A married couple in Tennessee may have a difficult time discussing their end-of-life plans with their children. This is a necessary thing to do, however, in the interest of preventing much greater strife later on. Where there are several children, it is highly advisable for the parents to meet with the children and explain the highlights of their estate plan.

It is common for mistakes and conflicts to boil over after the parents have died. This happens almost always when they tried to keep their intentions secret or shared them with only one favored child. Disputes over inheritances brought in the probate court can end up being very costly and draining the estate of money while wearing down any element of good will between the siblings.

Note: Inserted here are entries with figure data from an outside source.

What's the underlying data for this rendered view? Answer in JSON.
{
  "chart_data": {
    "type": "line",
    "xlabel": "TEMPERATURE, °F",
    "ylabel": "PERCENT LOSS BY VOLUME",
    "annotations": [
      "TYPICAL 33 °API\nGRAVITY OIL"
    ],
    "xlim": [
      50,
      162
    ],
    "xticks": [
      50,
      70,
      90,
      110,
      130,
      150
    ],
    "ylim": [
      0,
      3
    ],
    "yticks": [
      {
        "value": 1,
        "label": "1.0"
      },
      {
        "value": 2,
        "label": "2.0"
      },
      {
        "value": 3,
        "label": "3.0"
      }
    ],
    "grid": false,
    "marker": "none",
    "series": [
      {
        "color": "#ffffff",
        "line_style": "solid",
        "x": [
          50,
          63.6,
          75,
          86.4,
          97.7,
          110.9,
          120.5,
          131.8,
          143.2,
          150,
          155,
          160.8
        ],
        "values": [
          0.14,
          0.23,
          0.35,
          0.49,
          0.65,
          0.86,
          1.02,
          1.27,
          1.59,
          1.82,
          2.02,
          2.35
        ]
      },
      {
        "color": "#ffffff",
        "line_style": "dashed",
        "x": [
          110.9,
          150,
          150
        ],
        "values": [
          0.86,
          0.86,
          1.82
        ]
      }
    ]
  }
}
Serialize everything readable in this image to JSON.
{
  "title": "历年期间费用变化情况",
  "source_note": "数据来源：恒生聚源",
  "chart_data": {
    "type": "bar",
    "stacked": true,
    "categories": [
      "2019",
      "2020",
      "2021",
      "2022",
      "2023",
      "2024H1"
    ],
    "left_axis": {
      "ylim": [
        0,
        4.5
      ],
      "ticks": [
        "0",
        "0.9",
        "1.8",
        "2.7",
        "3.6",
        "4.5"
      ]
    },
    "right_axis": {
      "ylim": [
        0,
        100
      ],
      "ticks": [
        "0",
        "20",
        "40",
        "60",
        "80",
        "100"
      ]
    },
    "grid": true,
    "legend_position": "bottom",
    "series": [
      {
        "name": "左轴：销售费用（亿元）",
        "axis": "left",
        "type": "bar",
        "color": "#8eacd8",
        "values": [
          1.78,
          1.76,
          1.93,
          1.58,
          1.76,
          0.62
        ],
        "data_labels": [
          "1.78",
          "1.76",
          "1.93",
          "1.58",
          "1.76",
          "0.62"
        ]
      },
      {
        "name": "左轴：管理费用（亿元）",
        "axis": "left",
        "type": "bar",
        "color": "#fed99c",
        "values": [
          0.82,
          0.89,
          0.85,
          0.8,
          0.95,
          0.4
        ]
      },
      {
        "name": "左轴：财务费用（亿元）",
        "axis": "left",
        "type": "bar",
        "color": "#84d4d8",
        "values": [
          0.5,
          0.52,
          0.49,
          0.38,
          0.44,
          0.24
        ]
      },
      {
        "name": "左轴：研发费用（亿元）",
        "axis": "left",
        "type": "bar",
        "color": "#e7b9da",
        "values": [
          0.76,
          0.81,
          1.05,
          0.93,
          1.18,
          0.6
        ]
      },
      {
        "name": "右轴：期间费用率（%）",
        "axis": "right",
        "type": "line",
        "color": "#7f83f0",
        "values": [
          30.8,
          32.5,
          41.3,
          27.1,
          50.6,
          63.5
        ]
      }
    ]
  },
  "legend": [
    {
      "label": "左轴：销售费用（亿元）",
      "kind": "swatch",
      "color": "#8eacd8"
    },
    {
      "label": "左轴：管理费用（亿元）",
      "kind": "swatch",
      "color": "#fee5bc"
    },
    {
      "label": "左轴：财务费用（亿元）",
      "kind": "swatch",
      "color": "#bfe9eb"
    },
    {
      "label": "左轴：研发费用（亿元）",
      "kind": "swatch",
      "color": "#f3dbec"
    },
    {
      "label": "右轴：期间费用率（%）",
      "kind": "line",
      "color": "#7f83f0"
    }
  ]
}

If the contents of a parent's last will and testament are unknown at the time of death, that is a sign of poor planning and the failure to communicate adequately. The idea that older parents should be secretive in such matters is a prescription for trouble. For the children, each one should ask the parents about the existence of a will and other legal instruments. This can be done in a gentle way, but it should be done.

Sometimes the documents may be old and in need of revisions under Tennessee law or for purposes of updating the names of all individuals involved. Where there are particularly bumpy issues that the parents need help in explaining to the children, a family meeting can be held at the estate planning attorney's office with any financial advisers also present. Perhaps surprisingly, it is found that getting everything expressed and discussed among family members early in the process is a good prescription for success.